Good morning, Netizens...
Sometime when the yardarm leans approximately in the direction of 9:00 AM or so, my long-time friend Mhibbs and I are meeting for breakfast at a place known to us as The Hilltop Cafe (Annie's) on North Nevada at the curve. We have been tending this ritual, of having breakfast together, for several years, over a decade if you include various other times we have met, and like so many other friendships that have gone on before this time, we always reminisce over what books we have read, our travels throughout the Inland Northwest, and the world events as they unfold around us. We always have good things to discuss.

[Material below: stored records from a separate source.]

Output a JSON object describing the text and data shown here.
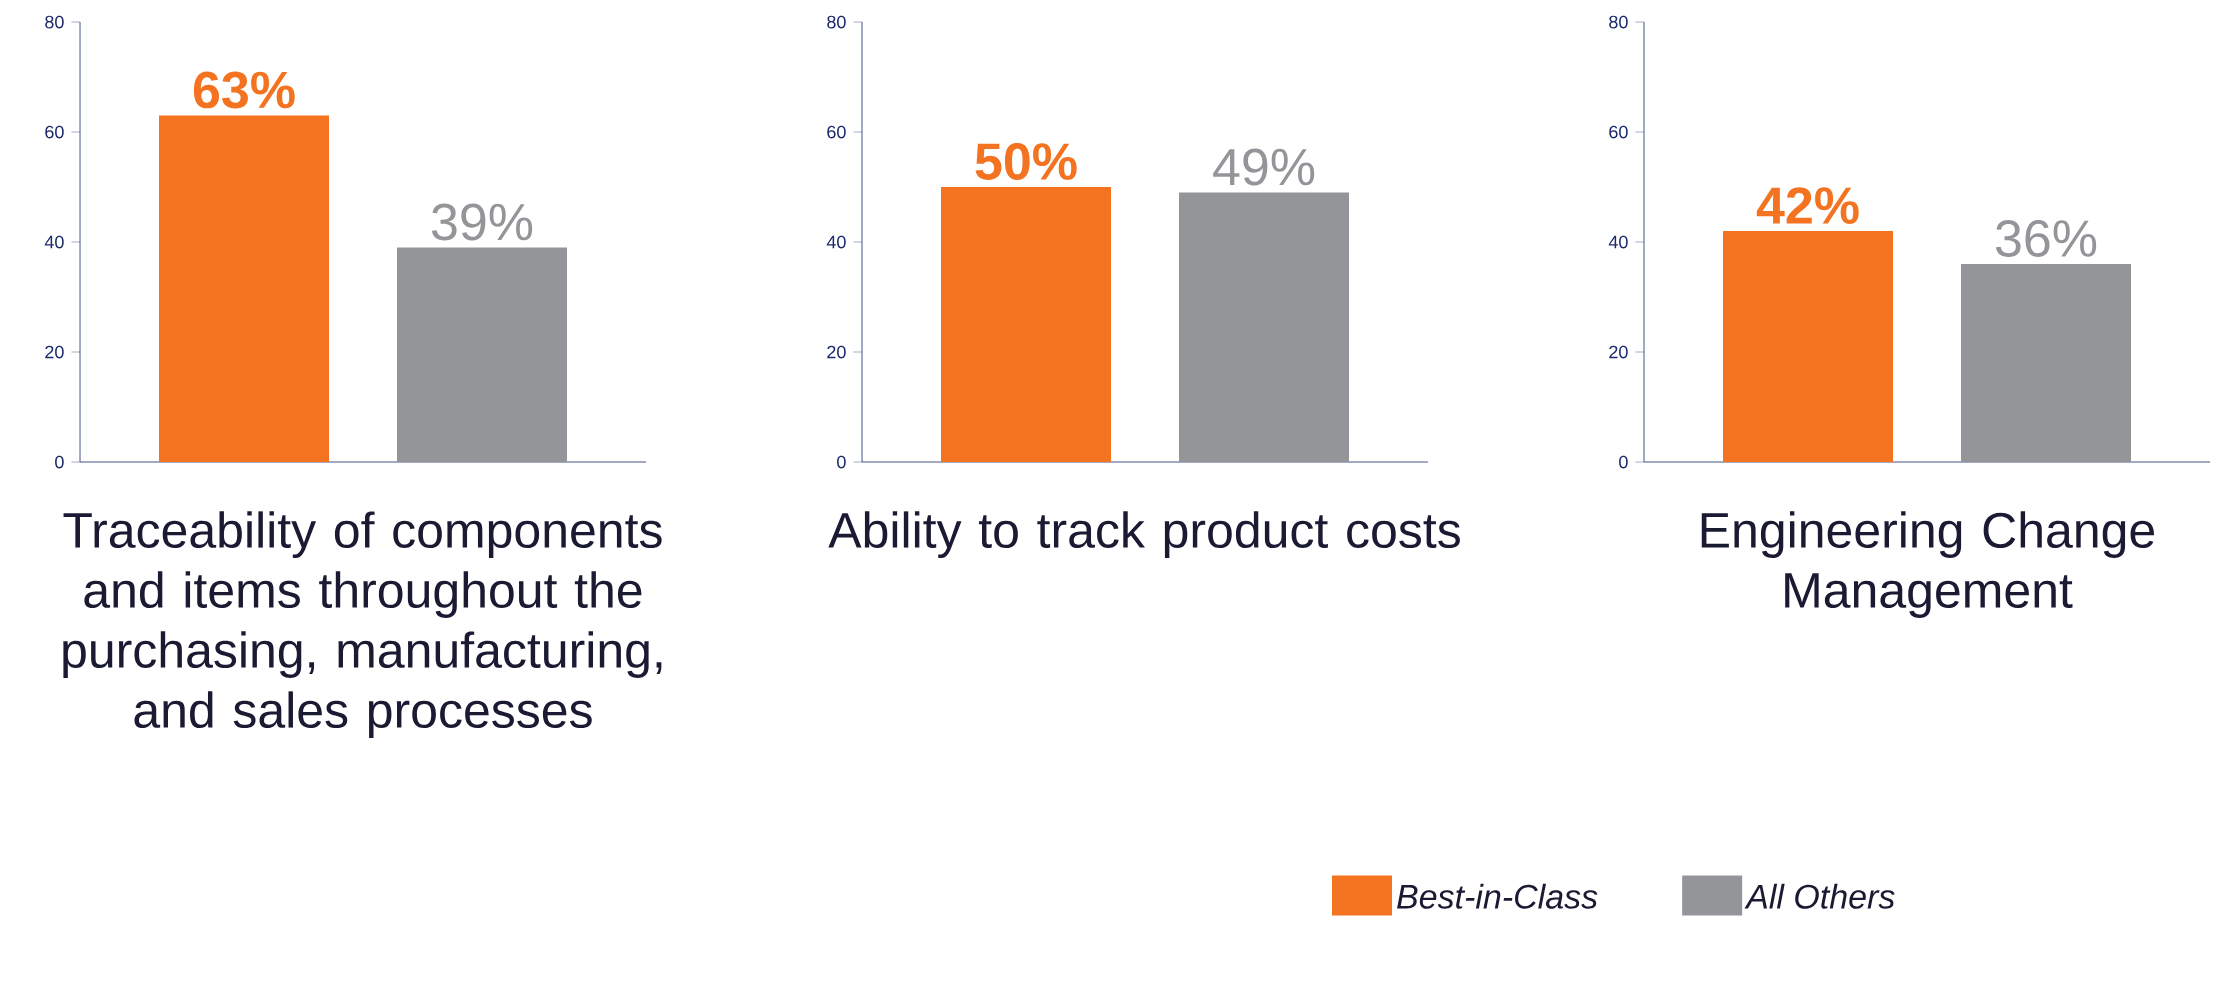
{
  "chart_data": [
    {
      "type": "bar",
      "categories": [
        null
      ],
      "xlabel": "Traceability of components and items throughout the purchasing, manufacturing, and sales processes",
      "ylim": [
        0,
        80
      ],
      "yticks": [
        0,
        20,
        40,
        60,
        80
      ],
      "legend": false,
      "series": [
        {
          "color": "#f37321",
          "values": [
            63
          ],
          "value_labels": [
            "63%"
          ]
        },
        {
          "color": "#939598",
          "values": [
            39
          ],
          "value_labels": [
            "39%"
          ]
        }
      ]
    },
    {
      "type": "bar",
      "categories": [
        null
      ],
      "xlabel": "Ability to track product costs",
      "ylim": [
        0,
        80
      ],
      "yticks": [
        0,
        20,
        40,
        60,
        80
      ],
      "legend": false,
      "series": [
        {
          "color": "#f37321",
          "values": [
            50
          ],
          "value_labels": [
            "50%"
          ]
        },
        {
          "color": "#939598",
          "values": [
            49
          ],
          "value_labels": [
            "49%"
          ]
        }
      ]
    },
    {
      "type": "bar",
      "categories": [
        null
      ],
      "xlabel": "Engineering Change Management",
      "ylim": [
        0,
        80
      ],
      "yticks": [
        0,
        20,
        40,
        60,
        80
      ],
      "legend": "bottom",
      "series": [
        {
          "name": "Best-in-Class",
          "color": "#f37321",
          "values": [
            42
          ],
          "value_labels": [
            "42%"
          ]
        },
        {
          "name": "All Others",
          "color": "#939598",
          "values": [
            36
          ],
          "value_labels": [
            "36%"
          ]
        }
      ]
    }
  ]
}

Our meeting fits me well, like a suit that is so old the cloth is polished with use, with lots of pieces of debris in the pockets when you retrieve it from the closet where it has been hanging for years untended, unworn. Yet, when I fit breakfast with Mhibbs into my aggressive and sometimes overwhelming schedule, it is like sliding into that old memory-filled suit coat again, as if I had never stopped really wearing it. I slide my arms into the sleeves of friendship, and reaching deeply into the pocket filled with memories that I have held and cherished for years, and breathing deeply, I once more travel down a road less-traveled but so deeply a part of my past.
What is friendship, I ask myself this morning in my reverie. What is it that so binds the souls of people together to where despite being absent from one another, they are inseparable?

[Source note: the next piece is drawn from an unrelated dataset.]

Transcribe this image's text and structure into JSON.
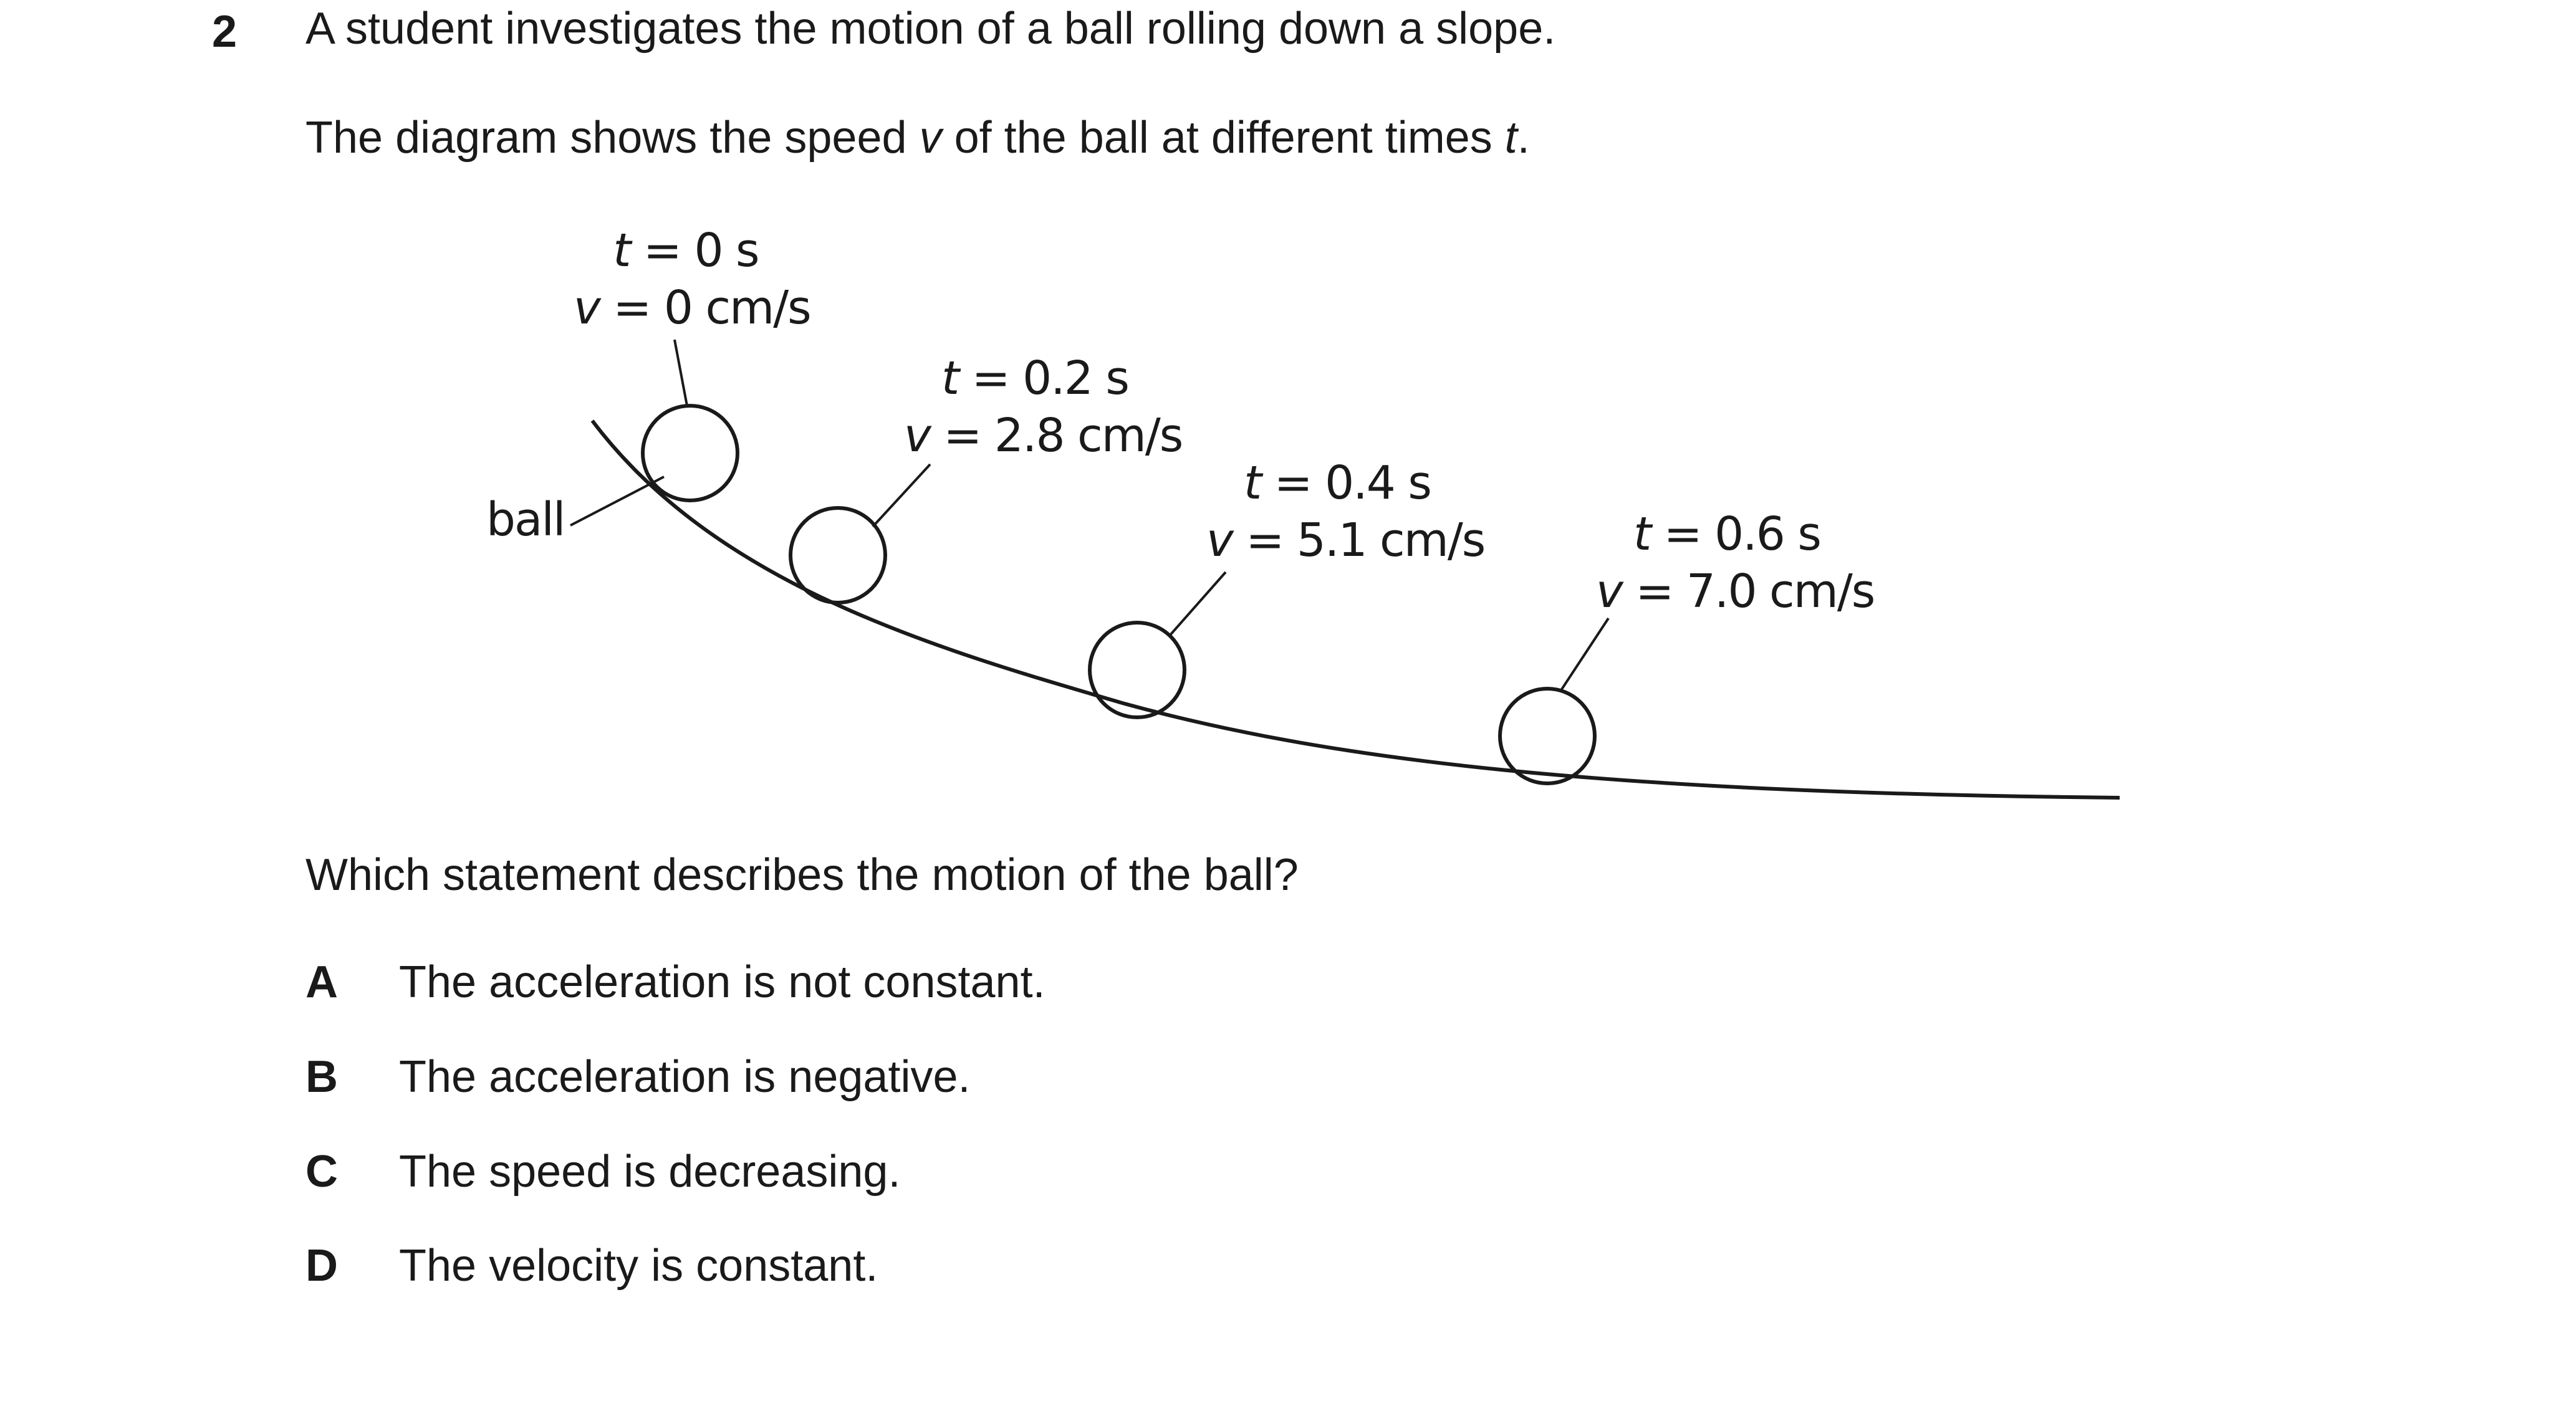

Decades ago I used to spend a great deal of time sitting on the park benches of Thompkins Square Park in the East Village of New York, and amid the chaos of the heroin dealers, homeless Hippies and various other local empoverished residents, I studied the elderly chess players who gathered there each morning, and was spellbound with the cross-section of society, the various languages I heard and the wealth of the cultures that were a daily part of my life during that brief moment in time.
Perhaps the fondest memories I have of those days living on Saint Marks Place immediately adjacent to the park, were the septuagenarians who sat quietly beneath the huge elm trees in the park in summer, as friends often do, talking often of old times, of times and places I had never gathered into my wealth of experiences. I recall faded old men with Concentration Camp numbers visibly tattooed on their arms, who spoke of Germanic history as if it happened just the day before, and a panoply of horrors of which I had little actual knowledge. Yet it was peaceful there beneath the trees, a solace from my fractured childhood and the horror of their past , and yet it became an education about friendship.
It was a time of healing, and through these old friends sitting in summer's splendor in a ten acre park on rustic park benches, I learned of friendship that surpasses all. So thus occasionally, as I sit with Mhibbs eating an excellent breakfast, I remember those times and am proud to say yes, I have a good friend, with whom we speak of the past as if it were yesterday.